The coming together of these
senators from opposite ends of the political spectrum behind a
commendable proposal could not have happened at a better time. In
recent weeks White House indifference, partisan squabbling in
Congress and simple shortsightedness appeared to blind Washington to
the urgent need for election reform. Now there is a chance for
reforms to be pursued in time for next year's midterm
elections.
Senators Schumer and McConnell had
earlier backed competing bills co-sponsored respectively by Senators
Brownback and Torricelli. Their joint proposal should command the
support of Congressional leaders and a critical mass of members from
both parties. It also stands a good chance of moving to the Senate
floor expeditiously, in light of Senator McConnell's role as
chairman of the Rules Committee, which has jurisdiction over
election procedures.
The bill calls for a 12-member
bipartisan panel to study election issues and to provide specific
recommendations of best practices within six months. A new federal
agency focused entirely on election procedures would then accept or
modify the panel's findings and oversee the $2.5 billion grant
program.
The proposal is skillfully designed
to encourage the 7,000 jurisdictions that administer elections
nationwide to meet uniform standards in all aspects of the voting
process, from the registering of voters to the training of poll
workers and the reliability of machines used at polls, while still
respecting the Constitution's delegation of election oversight to
local governments. Federal mandates may not be possible, but the
bill would use the bait of federal funds to coax voluntary reforms
out of the states.
The bill advances the federal
interest in protecting voters' access to the polls. For instance,
states and localities that accept federal grants to upgrade any
aspect of their election process must show that they have developed
safeguards against erroneous purging of voter rolls. They must also
provide for provisional balloting so that voters whose names are
left off the rolls by mistake can later have their votes counted.
Moreover, any voting machine
purchased in part with federal funds would have to comply with
technical standards established by the government and must permit
voters to correct ballots that would otherwise fail to register a
vote or mistakenly register more than one, thus doing away with the
infamous categories of undervotes and overvotes.
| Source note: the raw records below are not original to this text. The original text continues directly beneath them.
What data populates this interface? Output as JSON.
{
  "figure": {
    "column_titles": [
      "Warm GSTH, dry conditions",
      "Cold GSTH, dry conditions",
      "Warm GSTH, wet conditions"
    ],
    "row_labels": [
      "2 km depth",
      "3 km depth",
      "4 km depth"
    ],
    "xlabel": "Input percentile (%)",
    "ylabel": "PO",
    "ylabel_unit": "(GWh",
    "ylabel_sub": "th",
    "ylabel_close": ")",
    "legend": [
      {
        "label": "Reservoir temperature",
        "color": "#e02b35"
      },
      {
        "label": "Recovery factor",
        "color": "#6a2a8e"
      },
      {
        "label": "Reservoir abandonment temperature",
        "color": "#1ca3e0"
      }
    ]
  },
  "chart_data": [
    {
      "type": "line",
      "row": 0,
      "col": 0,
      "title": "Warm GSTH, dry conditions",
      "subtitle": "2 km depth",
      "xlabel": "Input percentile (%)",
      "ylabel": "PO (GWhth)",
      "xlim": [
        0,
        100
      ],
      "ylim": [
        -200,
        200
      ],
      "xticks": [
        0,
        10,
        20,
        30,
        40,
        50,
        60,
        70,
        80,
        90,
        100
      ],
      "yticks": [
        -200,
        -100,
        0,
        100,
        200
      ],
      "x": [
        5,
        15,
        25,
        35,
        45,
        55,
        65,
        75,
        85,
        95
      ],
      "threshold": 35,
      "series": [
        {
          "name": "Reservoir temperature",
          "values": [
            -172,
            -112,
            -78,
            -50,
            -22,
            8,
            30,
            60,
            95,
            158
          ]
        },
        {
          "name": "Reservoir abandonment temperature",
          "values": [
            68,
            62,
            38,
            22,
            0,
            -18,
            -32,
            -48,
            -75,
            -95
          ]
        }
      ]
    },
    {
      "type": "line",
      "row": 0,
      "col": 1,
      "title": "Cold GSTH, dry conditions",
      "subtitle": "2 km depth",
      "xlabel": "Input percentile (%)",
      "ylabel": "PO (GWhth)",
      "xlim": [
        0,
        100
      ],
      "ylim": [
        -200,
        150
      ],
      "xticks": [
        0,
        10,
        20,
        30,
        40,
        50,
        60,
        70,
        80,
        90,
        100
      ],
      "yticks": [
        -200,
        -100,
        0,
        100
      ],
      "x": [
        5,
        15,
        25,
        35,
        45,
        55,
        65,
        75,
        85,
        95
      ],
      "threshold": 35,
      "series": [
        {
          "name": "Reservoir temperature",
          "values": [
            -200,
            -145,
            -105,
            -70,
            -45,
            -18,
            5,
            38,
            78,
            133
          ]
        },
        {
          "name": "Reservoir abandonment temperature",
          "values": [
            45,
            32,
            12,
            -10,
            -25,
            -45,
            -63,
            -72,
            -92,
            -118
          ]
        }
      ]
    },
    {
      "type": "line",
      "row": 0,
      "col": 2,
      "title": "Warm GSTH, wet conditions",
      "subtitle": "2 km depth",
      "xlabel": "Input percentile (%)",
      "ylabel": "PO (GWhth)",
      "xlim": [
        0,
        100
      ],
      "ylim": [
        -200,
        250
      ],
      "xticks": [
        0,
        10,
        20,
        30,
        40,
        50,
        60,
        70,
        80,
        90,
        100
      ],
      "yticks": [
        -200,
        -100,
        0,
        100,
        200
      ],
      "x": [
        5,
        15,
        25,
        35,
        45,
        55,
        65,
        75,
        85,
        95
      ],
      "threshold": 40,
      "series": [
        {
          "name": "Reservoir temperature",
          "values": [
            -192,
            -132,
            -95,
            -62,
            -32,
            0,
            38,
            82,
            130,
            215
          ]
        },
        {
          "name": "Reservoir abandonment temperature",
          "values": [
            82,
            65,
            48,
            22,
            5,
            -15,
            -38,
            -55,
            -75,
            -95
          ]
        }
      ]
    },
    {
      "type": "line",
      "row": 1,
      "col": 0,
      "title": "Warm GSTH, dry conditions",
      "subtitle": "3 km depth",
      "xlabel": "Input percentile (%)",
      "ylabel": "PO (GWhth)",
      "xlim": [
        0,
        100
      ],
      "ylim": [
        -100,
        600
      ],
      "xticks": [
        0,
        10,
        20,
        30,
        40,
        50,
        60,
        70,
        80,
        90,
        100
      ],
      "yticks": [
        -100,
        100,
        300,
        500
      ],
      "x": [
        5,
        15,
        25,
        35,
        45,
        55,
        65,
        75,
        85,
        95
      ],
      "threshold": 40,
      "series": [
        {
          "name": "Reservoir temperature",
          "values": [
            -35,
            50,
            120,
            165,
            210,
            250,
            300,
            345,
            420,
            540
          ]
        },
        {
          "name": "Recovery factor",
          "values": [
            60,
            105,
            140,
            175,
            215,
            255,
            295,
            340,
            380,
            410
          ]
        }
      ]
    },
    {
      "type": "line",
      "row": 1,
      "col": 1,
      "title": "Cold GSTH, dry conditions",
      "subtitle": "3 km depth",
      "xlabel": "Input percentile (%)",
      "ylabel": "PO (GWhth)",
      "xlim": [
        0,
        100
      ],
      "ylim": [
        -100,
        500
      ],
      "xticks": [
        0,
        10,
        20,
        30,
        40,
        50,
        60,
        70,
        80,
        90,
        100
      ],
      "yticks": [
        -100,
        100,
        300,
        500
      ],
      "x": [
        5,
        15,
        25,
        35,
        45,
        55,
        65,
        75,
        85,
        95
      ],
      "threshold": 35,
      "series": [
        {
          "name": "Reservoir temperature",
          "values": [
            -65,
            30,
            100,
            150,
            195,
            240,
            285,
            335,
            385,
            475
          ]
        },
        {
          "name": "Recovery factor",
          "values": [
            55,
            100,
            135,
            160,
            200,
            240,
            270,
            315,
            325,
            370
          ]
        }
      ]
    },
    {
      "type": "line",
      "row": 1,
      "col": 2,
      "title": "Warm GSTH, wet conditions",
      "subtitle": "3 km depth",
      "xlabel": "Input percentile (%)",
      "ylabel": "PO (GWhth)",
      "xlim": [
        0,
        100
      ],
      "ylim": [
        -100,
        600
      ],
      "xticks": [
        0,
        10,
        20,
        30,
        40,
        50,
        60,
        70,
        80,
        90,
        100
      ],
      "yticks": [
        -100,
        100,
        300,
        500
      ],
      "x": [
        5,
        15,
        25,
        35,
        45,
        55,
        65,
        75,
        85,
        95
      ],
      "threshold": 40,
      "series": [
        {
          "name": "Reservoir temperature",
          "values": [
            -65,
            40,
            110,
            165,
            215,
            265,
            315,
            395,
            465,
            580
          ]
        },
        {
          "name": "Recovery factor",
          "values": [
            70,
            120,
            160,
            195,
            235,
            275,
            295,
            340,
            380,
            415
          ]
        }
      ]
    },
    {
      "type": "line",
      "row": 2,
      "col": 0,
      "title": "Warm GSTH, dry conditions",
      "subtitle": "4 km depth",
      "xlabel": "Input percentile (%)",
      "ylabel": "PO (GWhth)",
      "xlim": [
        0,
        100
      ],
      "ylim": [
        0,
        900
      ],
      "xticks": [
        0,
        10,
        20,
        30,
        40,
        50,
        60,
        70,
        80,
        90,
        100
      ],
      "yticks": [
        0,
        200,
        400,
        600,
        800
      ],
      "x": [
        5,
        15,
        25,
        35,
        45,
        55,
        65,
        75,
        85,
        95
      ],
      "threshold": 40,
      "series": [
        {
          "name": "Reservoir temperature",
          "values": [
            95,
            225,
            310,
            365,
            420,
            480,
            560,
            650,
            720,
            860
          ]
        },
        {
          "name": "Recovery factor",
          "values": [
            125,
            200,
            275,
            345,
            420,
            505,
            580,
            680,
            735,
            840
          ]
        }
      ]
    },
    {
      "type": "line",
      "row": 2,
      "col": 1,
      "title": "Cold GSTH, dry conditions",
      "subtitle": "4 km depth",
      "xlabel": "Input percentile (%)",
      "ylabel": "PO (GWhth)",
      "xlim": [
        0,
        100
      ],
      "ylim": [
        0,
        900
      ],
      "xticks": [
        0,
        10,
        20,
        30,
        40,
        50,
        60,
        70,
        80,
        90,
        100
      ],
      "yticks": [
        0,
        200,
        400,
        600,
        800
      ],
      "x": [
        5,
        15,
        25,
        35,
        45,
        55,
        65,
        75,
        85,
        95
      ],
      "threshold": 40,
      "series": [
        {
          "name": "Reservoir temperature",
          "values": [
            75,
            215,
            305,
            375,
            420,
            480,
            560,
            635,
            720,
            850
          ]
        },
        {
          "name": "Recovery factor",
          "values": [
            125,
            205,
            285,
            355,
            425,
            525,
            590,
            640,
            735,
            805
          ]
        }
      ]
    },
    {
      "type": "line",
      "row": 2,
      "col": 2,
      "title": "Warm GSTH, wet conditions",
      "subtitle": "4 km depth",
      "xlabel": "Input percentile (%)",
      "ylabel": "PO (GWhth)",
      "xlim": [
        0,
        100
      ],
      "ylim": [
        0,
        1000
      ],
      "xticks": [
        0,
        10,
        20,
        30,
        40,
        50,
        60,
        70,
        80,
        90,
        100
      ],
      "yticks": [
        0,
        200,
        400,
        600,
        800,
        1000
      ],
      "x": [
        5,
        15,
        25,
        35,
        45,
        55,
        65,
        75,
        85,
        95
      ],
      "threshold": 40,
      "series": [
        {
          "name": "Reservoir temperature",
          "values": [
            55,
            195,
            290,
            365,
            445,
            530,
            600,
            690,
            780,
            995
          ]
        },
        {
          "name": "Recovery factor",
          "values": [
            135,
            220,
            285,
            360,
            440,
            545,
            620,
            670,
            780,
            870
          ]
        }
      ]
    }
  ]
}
This would go a
long way toward ensuring that Americans living in poorer
jurisdictions no longer find their voices diluted on Election Day as
a result of faulty voting technologies.
Safeguarding
the integrity of elections, democracy's most fundamental
undertaking, should transcend partisanship. It is a national
imperative. Mitch McConnell, with whom we have strongly disagreed on
issues of campaign finance reform, appears to have recognized this
by cooperating with his colleagues in advancing this needed
legislation. The party's respective leaders in both chambers of
Congress, as well as President Bush, ought to get behind it.